The watching Western world castigated the Soviet Union. Indeed, it expelled it from the useless League of Nations.

But it did little to equip Finland against Stalin’s Red Army—especially given the Soviets were then allied with Hitler’s Nazi Germany (the 1939 version of the current Russia–China pact).

So, finally after mauling the huge and growing Russian army, Mannerheim was forced to cut an unpleasant deal—surrendering to Stalin about 11 percent of Finland.

Yet thereby he saved his nation as an autonomous country, by concluding an uneasy peace with his unreliable, double-dealing, and ruthless Russian neighbors. That unpleasant deal saved Finland and has lasted through World War II, the Cold War, and until the present day.

Ukraine is now nearing a similar desperate unpleasant position.

Putin, like the rapacious Stalin, wants to annex all of Ukraine. And like the Finns, heroic Ukrainians have bloodied the Russian juggernaut to the extent that Putin will likely get less borderland than he planned and for the foreseeable future again will not wish to invade this contemporary version of Mannerheim’s Finland.

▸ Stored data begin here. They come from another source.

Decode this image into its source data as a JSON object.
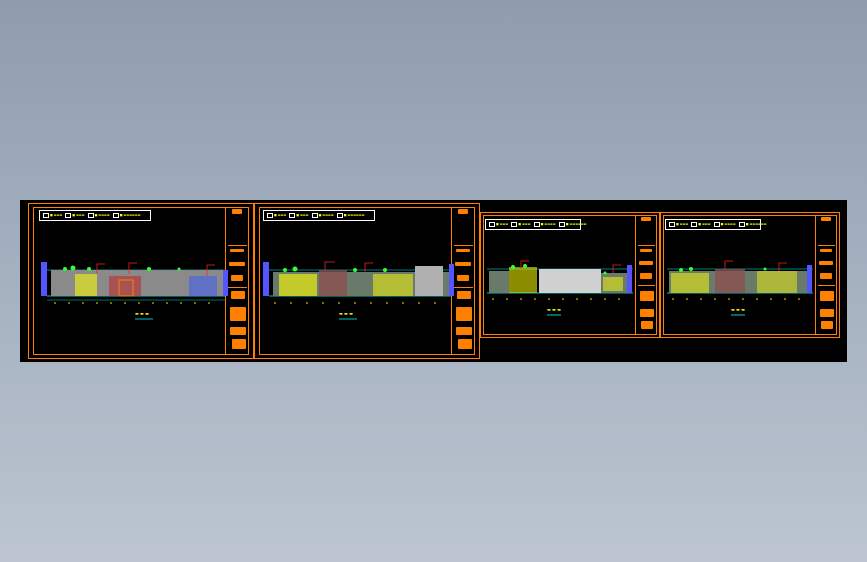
{
  "drawing": {
    "sheets": [
      {
        "id": "sheet-1",
        "legend": [
          "■ ▬▬▬",
          "■ ▬▬▬",
          "■ ▬▬▬▬",
          "■ ▬▬▬▬▬▬"
        ],
        "elevation_label": "▬ ▬ ▬",
        "highlight_color": "#b04040"
      },
      {
        "id": "sheet-2",
        "legend": [
          "■ ▬▬▬",
          "■ ▬▬▬",
          "■ ▬▬▬▬",
          "■ ▬▬▬▬▬▬"
        ],
        "elevation_label": "▬ ▬ ▬",
        "highlight_color": "#ffff00"
      },
      {
        "id": "sheet-3",
        "legend": [
          "■ ▬▬▬",
          "■ ▬▬▬",
          "■ ▬▬▬▬",
          "■ ▬▬▬▬▬▬"
        ],
        "elevation_label": "▬ ▬ ▬",
        "highlight_color": "#ffff00"
      },
      {
        "id": "sheet-4",
        "legend": [
          "■ ▬▬▬",
          "■ ▬▬▬",
          "■ ▬▬▬▬",
          "■ ▬▬▬▬▬▬"
        ],
        "elevation_label": "▬ ▬ ▬",
        "highlight_color": "#ffff00"
      }
    ],
    "colors": {
      "frame": "#ff8000",
      "background": "#000000",
      "text": "#ffff00",
      "grid": "#00ffff",
      "facade": "#8a8a8a",
      "plants": "#33ff33",
      "marker_red": "#ff2020",
      "marker_blue": "#5555ff"
    }
  }
}
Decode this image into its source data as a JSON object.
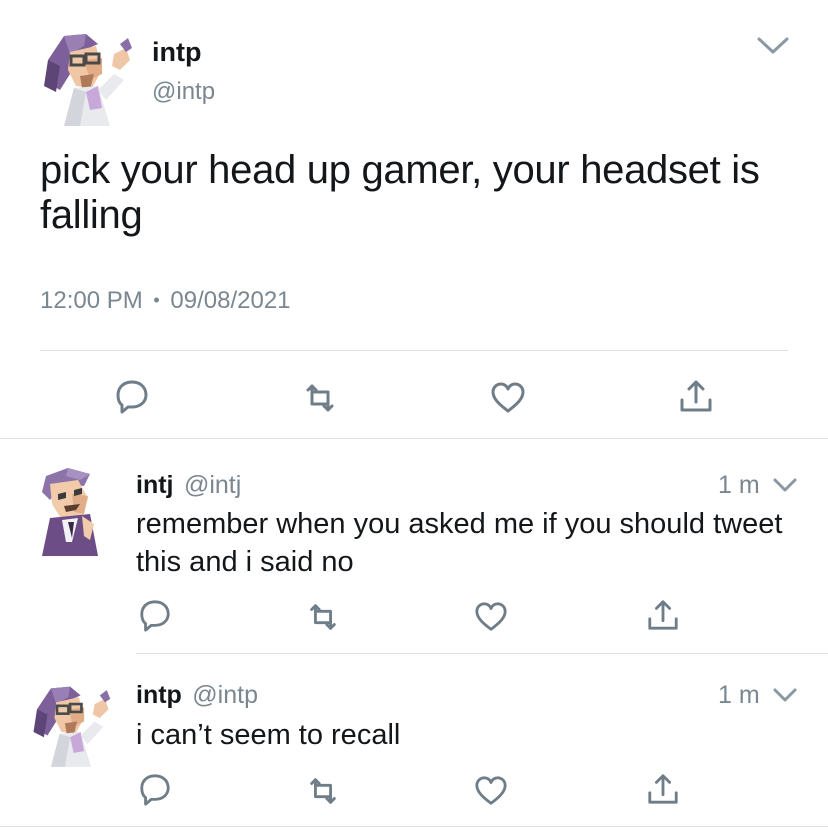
{
  "main_tweet": {
    "display_name": "intp",
    "handle": "@intp",
    "text": "pick your head up gamer, your headset is falling",
    "time": "12:00 PM",
    "separator": "•",
    "date": "09/08/2021",
    "avatar_icon": "intp-avatar-icon",
    "actions": [
      "reply-icon",
      "retweet-icon",
      "like-icon",
      "share-icon"
    ]
  },
  "replies": [
    {
      "display_name": "intj",
      "handle": "@intj",
      "time": "1 m",
      "text": "remember when you asked me if you should tweet this and i said no",
      "avatar_icon": "intj-avatar-icon"
    },
    {
      "display_name": "intp",
      "handle": "@intp",
      "time": "1 m",
      "text": "i can’t seem to recall",
      "avatar_icon": "intp-avatar-icon"
    }
  ],
  "colors": {
    "text": "#14171a",
    "muted": "#7a8791",
    "icon": "#6f7d88",
    "divider": "#dde2e6",
    "avatar_purple": "#8a6fa6",
    "avatar_dark": "#4f3a63"
  }
}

The Western world sympathizes with outmanned Ukraine. But also, as in 1939, it either cannot or will not arm Ukraine with enough troops and weapons to win—or at least to win without starting a larger and frightening war. And unlike the 1939 Soviet Union, today’s post-Cold-War Russia has about 6,000 nuclear warheads.

The West so far has not offered any discernible strategy that would force Russia out of all of Ukraine‚ other than apparently(?) and stealthily supplying intelligence that allows Ukraine to know exactly where Russian strategic assets are located far behind the lines for drone attacks. Nonetheless unlike 1939, Western leaders, at least publicly, still claim that Ukraine is fighting on to push Russia way back to the pre-2014 borders.

Otherwise, Western pundits and politicians cry “appeasement” and “sell-out” to any, like Trump, who want to stop the modern-day Verdun-like slaughter—over 1.5 million dead and wounded. But they offer no viable plan that allows Ukraine to achieve their version of victory.

So, instead, the West keeps just enough weapons in the pipeline to Ukraine to prevent another Russian march on Kyiv. It praises Ukrainian courage and damns any dissenters calling for a negotiated settlement as either Putin’s puppets or weak-kneed Munich sell-outs. In other words, Westerners mostly keep mum about a half-million dead or wounded Ukrainians. They wish to forget that the war started under Obama’s watch when an appeased Putin annexed the Donbas and Ukraine. They slide over the fact that the war blew up big time again under a weakened Biden.

But they always end up blaming Trump for trying to end the slaughter that began during and due to earlier administrations. Ukrainian President Zelensky is certainly no Mannerheim. But he could learn from the old general’s example of saving most of his country by losing some slices of it.

Zelensky could concede to some Russian demands, while convincing Putin that he has drone ability to hurt Russia even more. Thus, Putin’s dream of destroying a stubborn Ukraine might well instead destroy Putin’s own dictatorship, as his interior lines shrink and Putin’s exterior lines lengthen.

In the end, saving 85 percent of Ukraine and an end to 500,000 wounded and dead might be preferable to three more years of fighting, a million Ukrainian casualties—and the possibility of no Ukraine at all, or something far worse on the doorstep of Europe.